I trained the time-conditioned UNet to predict the flow x1 - x0 on MNIST. For each batch, I sample t from U[0,1], draw x0 from N(0,I), mix xt = (1-t)x0 + t x1, and minimize MSE between predicted flow uθ(xt, t) and target x1 - x0. I used batch 64, D = 64, Adam lr = 1e-2, and ExponentialLR with gamma = 0.1^(1/num_epochs) for 5 epochs.
I sample MNIST digits by starting from pure Gaussian noise x0 ~ N(0, I) and running the Euler sampler from Algorithm 2 for T uniform steps t = 0 → 1. At each step I query the trained time-conditioned UNet for the flow uθ(xt, t) and update xt+1 = xt + (1/T) · uθ. After T steps the final xT is decoded as an image.
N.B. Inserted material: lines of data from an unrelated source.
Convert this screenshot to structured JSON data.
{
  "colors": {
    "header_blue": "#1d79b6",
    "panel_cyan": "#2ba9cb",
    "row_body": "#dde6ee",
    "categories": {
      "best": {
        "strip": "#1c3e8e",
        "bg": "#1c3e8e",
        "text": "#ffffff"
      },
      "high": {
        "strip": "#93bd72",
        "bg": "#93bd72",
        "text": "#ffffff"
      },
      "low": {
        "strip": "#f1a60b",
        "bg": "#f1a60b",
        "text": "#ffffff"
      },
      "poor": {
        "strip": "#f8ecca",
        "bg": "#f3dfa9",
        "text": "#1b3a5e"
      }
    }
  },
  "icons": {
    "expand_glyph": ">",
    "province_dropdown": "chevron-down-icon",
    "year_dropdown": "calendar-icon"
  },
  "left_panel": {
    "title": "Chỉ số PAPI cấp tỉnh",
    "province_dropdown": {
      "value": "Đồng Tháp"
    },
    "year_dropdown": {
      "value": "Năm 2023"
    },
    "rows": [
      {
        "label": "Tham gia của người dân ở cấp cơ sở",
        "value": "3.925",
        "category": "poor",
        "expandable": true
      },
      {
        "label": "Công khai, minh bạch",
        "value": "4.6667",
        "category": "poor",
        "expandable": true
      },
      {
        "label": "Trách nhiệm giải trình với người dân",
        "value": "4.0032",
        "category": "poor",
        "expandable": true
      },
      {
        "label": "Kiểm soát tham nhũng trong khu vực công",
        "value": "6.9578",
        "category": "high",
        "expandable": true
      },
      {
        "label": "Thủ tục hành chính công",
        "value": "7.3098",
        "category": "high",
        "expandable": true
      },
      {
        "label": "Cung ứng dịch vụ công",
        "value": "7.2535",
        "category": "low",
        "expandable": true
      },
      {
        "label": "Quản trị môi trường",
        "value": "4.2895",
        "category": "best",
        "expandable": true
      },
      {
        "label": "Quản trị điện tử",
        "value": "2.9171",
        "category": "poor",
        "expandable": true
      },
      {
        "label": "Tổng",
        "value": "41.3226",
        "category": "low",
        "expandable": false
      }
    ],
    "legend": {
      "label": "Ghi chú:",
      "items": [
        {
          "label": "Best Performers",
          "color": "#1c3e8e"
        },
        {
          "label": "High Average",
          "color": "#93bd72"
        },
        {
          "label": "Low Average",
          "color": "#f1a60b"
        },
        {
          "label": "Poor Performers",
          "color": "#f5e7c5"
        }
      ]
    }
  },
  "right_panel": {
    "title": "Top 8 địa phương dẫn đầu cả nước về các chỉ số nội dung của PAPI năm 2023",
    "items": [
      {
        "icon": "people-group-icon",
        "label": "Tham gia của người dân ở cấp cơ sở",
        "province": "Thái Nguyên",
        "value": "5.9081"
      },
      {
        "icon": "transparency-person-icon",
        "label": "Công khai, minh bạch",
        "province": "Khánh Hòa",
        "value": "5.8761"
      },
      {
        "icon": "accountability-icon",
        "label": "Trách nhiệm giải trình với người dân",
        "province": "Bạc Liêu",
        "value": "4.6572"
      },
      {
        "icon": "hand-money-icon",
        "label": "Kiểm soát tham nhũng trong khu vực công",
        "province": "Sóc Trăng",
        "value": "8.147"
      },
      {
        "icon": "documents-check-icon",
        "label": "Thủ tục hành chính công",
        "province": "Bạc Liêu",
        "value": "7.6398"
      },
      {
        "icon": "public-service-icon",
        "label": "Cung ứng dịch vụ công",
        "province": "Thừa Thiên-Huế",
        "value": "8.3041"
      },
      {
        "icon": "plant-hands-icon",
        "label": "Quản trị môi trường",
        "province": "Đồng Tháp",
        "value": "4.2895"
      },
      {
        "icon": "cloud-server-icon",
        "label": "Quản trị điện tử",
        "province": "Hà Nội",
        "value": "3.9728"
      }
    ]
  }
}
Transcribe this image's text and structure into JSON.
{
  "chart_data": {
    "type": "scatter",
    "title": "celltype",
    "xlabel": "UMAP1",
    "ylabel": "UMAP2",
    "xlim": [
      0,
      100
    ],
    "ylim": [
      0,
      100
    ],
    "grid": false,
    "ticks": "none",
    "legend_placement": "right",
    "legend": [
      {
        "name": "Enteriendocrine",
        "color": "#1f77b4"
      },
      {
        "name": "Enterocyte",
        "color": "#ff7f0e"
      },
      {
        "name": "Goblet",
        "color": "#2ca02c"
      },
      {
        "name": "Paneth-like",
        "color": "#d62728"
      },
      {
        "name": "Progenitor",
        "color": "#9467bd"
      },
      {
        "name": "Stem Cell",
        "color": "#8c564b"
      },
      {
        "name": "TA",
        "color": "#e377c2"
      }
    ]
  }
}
I reuse the same sampler while loading checkpoints after different training epochs to see how sample quality evolves.
I extended the time-conditioned UNet with class conditioning by adding two more FCBlocks (fc1_c and fc2_c)
that take a one-hot encoded class vector c from 0 to 9 as input. The class is converted to a 10-dim
one-hot vector and passed through each FCBlock to produce modulation vectors c1 and c2. These combine
with time modulations as: bottleneck = c1 * unflatten + t1 and
up1 = c2 * up1 + t2. This lets class information scale features while time shifts them.
I trained the class-conditioned UNet with the same hyperparameters as the time-only version: batch 64, hidden dim D = 64, Adam lr = 1e-2, and ExponentialLR decay with gamma = 0.1^(1/num_epochs) for 10 epochs. The key addition is the 10% class dropout (p_uncond = 0.1) applied per-sample each batch, which prepares the model for classifier-free guidance at inference.
class_fm_forward which samples t from U[0,1], mixes noise with clean images,
randomly masks class conditioning, and minimizes MSE on predicted flow.
I sampled from the class-conditioned UNet using classifier-free guidance with γ = 5.0. At each Euler step, I run two forward passes: one with class conditioning (mask = 1) and one unconditional (mask = 0). Then I blend flows as u = uuncond + γ(ucond - uuncond). For each digit 0 to 9, I generate 4 samples to produce a 4x10 grid that shows controllability across all classes.
To remove the exponential learning rate scheduler while maintaining performance, I lowered the constant learning rate from 1e-2 to 1e-3. The scheduler originally decayed lr from 1e-2 down to about 1e-3 over 10 epochs. A fixed 1e-3 approximates the average effective rate and avoids early instability from a high initial lr. The resulting samples below are comparable in quality, demonstrating that simplicity can match scheduled training when the constant lr is chosen appropriately.